Editing MirroLantern: or How Actually Cutting This Thing Together Scares the Heck Out of Me

I recently switched from editing in Premiere Pro to DaVinci Resolve. I did this for many reasons, but the main one was I was sick of paying Adobe $50 a month for software that is temperamental and prone to exploding. The whole idea of software-as-service is anti-consumer and absolutely bogus. After hearing wonderful things about Resolve, I paid the upfront cost for the program and was ready to wave goodbye to my old frenemy Premiere.

Except I forgot that learning a new NLE is like learning a new language; sure the programs functionally do the same thing just like how English and Spanish have the same words, but the process of figuring out how to speak is still time consuming and requires practice. It surprised me how something as simple as putting text on the screen could be a challenge, or how syncing audio and video tracks could send me on a thirty minute quest down YouTube Lane. Resolve is certainly a better program than Premiere, but the process of learning it has slowed down my editing efficiency massively.

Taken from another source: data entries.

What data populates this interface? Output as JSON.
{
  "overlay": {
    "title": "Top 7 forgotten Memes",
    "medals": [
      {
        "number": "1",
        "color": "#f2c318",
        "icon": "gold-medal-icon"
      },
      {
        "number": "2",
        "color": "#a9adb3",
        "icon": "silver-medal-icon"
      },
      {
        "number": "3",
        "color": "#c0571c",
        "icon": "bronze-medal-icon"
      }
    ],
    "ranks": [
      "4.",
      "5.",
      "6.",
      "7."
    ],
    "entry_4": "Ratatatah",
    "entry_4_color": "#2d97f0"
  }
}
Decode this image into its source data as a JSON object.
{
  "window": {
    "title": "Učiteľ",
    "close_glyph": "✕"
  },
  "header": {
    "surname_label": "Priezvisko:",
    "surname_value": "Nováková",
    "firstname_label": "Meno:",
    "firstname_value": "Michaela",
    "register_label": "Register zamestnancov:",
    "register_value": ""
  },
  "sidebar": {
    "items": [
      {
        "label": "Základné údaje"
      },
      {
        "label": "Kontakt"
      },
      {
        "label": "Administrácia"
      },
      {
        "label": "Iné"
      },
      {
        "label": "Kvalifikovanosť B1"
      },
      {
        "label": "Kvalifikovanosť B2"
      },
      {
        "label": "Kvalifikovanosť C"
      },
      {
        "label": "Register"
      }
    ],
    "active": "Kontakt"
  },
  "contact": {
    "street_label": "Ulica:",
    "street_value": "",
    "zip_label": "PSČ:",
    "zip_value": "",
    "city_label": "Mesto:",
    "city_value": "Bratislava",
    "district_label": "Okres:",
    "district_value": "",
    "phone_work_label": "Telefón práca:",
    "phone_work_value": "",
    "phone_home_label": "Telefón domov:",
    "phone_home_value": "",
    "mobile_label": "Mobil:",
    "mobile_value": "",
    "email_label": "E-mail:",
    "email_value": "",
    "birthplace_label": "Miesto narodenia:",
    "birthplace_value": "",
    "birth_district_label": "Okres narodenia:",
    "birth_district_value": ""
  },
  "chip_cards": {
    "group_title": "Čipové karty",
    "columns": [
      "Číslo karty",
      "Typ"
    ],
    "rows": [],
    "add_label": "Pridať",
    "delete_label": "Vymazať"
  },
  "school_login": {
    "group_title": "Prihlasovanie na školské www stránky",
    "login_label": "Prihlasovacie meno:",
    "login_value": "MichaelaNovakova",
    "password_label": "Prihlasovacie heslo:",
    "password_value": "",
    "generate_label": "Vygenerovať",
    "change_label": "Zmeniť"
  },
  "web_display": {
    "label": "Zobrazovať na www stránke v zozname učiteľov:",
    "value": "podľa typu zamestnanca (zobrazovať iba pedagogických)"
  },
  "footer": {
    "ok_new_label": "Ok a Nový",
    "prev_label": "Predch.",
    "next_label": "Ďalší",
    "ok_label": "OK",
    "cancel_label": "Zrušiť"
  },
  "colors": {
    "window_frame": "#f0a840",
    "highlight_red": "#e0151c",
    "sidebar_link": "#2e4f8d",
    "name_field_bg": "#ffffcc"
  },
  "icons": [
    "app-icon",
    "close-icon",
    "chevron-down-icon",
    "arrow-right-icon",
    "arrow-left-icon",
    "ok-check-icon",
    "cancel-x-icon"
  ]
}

I would like to believe that it’s my inexperience in Resolve that is making me hesitant to edit our new film, MirroLantern, but I don’t think it is. Sure, it might be a part of why I sit down, open the project, and feel dread, but it doesn’t explain the whole thing. See, I know from experience that I always hesitate before really jumping into an edit. I did the same thing with our 2021 film Those of Us Left Behind. We wrapped shooting on that film in August 2020, but I didn’t begin cutting it in earnest until mid September 2020. I feel as if I am standing at the edge of a really sweet pool, one with water slides and those little fountain things that squirts water everywhere, and I know that once I jump in I’ll have a grand old time playing water polo and having breath holding contests but the act of committing to it remains daunting. What could be in the water? Sharks? Beautiful fishes? My childhood best friend Carter? Anything could be in there.

Uncertainty, yes. I hesitate to jump into the edit because I know once my head is under the surface, endless challenges, difficult choices, and frustrating processes await, and I fear that I am not up to them. No matter how many projects I work on, I can never shake the feeling that I am a fraud, that I am stumbling around in the dark feeling for the solitary thread of logic that will make the film coherent. Confronting the footage that so many people worked so hard to get and realizing it’s shortcomings and its triumphs is genuinely terrifying.

But I also know that all of those things are what keep me coming back, the great joy of solving a pacing issue, or the euphoria of finding a truly bold cut. My issue is one of fixation. Once I’m in this edit it will dominate my thoughts, occupy my brain like a rowdy tenant, keeping me up late at night with it’s endless parties and stomping footsteps.

Anyway. This writing is just another excuse to not edit, so maybe I should stop messing around and do my job.